L'histoire :
Une étrange créature ailée, composée d’une nef antique en pierre à la place de la tête, d’un corps d’oiseau et d’une longue queue de dragon est en train d’apparaître au monde, à travers l’éther. Cet être est pur et enfin libre de son nouveau moi. Au bout de son « bec » – c’est-à-dire une colonne antique à l’horizontal – une autre créature toute aussi étrange est assise. Muni d’une cage à oiseau en guise de tête, avec une boule noire qui flotte à l’intérieur, cet humanoïde en T-shirt rayé et chaussettes regarde les cieux et se perd dans ses pensées. Il ne sait pas trop si le destin qu’il suit est le bon, ni si son cheminement aura une finalité… Il se souvient que son hôte volant provient de la cité de Violenzo. Cette cité flottait dans le cosmos sur un bloc de roche, autour duquel des astéroïdes tournaient en orbite. Au milieu du rocher, il y avait un abîme et la nef se trouvait en son bord. Un peu à l’écart, il y avait l’unique arbre vivant de la création, un arbre dont la forme faisait penser à une tête d’homme barbu. Et souvent, tapis à l’intérieur de l’arbre, il y avait un enfant, qui jouait avec le feuillage et les papillons. Cet enfant s’y cachait lorsque les envahisseurs sortaient par le tunnel, afin de condamner l’habitant qui avait eu la malchance d’être capturé…

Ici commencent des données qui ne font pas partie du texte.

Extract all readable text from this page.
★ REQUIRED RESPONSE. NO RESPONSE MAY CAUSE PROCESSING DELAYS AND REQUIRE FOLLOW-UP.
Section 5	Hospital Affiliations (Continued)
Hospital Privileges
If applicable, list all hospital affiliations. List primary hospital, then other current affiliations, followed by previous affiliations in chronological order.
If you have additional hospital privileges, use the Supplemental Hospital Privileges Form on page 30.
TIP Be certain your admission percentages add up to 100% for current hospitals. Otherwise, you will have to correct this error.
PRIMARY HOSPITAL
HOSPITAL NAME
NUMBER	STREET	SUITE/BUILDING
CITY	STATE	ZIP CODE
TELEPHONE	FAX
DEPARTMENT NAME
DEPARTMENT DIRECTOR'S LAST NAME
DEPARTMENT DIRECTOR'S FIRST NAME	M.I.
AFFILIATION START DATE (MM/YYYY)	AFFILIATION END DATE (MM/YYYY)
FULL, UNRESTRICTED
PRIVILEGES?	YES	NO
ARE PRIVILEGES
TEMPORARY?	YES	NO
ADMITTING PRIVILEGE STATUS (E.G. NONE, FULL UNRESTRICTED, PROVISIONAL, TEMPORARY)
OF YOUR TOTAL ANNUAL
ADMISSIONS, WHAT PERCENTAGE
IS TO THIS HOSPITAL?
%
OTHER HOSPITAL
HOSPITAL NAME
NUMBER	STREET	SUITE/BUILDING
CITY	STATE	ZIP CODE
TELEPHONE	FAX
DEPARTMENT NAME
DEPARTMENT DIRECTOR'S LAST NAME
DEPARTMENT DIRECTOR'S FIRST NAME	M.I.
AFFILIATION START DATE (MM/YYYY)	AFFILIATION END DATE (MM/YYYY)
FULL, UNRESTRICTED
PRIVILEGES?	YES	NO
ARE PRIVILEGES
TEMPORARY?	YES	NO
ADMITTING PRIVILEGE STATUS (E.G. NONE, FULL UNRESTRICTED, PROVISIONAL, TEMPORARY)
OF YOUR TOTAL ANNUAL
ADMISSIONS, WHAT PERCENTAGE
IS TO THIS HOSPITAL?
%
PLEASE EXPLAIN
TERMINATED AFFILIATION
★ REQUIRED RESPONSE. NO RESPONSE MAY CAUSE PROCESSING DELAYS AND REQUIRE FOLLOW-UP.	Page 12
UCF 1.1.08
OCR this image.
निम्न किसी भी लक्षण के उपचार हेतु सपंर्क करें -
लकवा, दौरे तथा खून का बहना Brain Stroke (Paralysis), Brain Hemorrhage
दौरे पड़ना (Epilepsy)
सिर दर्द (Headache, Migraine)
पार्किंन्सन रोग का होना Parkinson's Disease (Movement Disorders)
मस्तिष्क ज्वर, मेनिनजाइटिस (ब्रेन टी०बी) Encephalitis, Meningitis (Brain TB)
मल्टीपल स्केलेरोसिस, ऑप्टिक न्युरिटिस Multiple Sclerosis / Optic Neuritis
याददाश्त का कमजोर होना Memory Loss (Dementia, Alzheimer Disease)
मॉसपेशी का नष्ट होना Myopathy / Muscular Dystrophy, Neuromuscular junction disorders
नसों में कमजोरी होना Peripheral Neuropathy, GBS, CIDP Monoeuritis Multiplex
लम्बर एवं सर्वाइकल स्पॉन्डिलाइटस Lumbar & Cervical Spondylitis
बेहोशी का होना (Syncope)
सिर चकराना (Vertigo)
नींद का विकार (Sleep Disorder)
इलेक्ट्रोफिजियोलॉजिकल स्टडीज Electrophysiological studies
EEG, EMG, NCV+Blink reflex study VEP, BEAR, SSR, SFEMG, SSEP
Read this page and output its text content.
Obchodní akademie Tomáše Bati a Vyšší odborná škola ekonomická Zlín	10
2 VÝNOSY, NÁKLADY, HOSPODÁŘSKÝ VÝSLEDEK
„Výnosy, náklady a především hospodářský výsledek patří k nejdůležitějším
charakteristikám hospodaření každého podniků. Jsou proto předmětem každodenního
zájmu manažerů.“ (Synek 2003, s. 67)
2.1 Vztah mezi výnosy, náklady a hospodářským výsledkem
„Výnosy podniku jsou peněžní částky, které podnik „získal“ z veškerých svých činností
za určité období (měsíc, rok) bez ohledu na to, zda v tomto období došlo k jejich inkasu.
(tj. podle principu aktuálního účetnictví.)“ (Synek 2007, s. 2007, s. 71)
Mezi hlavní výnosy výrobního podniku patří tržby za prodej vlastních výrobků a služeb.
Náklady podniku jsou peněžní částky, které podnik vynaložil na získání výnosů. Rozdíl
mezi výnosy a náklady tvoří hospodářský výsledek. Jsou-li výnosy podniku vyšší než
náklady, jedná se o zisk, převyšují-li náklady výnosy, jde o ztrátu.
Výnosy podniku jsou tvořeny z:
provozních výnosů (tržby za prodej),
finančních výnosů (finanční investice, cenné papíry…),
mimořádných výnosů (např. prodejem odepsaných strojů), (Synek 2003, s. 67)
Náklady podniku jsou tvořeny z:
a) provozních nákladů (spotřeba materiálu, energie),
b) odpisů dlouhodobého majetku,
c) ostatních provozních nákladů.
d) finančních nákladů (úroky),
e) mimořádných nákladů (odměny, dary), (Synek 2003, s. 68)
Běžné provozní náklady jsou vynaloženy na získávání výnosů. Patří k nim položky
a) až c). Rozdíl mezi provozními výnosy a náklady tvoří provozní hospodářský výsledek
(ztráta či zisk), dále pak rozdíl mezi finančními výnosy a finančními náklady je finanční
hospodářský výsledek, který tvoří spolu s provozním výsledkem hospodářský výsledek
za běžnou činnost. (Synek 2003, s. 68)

Ce qu'on en pense sur la planète BD :
Rarement un gap a été aussi large entre la richesse d’un dessin et l’hermétisme d’un scénario. Nous mettons au défi quiconque de nous résumer ce que raconte cette histoire sur laquelle le roumain Andrei Puica a travaillé 4 ans. Si le but d'un scénario de BD est de rendre intelligible une succession de dessins, ici il n'y en a juste pas. Il faut sans doute accepter d’abandonner toute réflexion cartésienne, toute recherche d’intrigue au sens narratif du terme, pour laisser dériver l’œil au gré de la poésie visuelle qui émane de ces planches assurément construites avec talent et besogne. Nous évoluons ainsi à travers une succession de scènes qui appartiennent plus sûrement à l’art contemporain qu’à l’art séquentiel. Bien qu’étrange et puissamment onirique, l’univers métaphysique et « fantasyste » de Puica est somme toute réaliste, détaillé, appliqué, et sa colorisation se décline à travers des tonalités grises, sépia et bleues, éteintes et douces. La plupart du temps, il mélange des panoramiques impressionnants sur des villes désertes et des créatures ailées tout droit sorties de différentes mythologies. Parfois les planches se dévoilent sans texte (la séquence de la p44 à p55) et on ne comprend pas grand-chose. Parfois il y a plein d’encadrés narratifs et… on ne comprend pas plus ! Bref, le lecteur est libre d’interpréter moult métaphores – il n’a pas le choix – sur les thématiques de la liberté et l’enfermement (les cages à oiseaux qui remplacent les têtes ?), concernant la vanité du destin humain à l’échelle cosmique, voire la transcendance des êtres à s’extirper d’un monde qui les enferme. Bien entendu, ce ne sont que quelques pistes… On est sans doute à côté de la plaque. En attendant, qu’est-ce que c’est beau ! Beau et un gros chouya imbitable.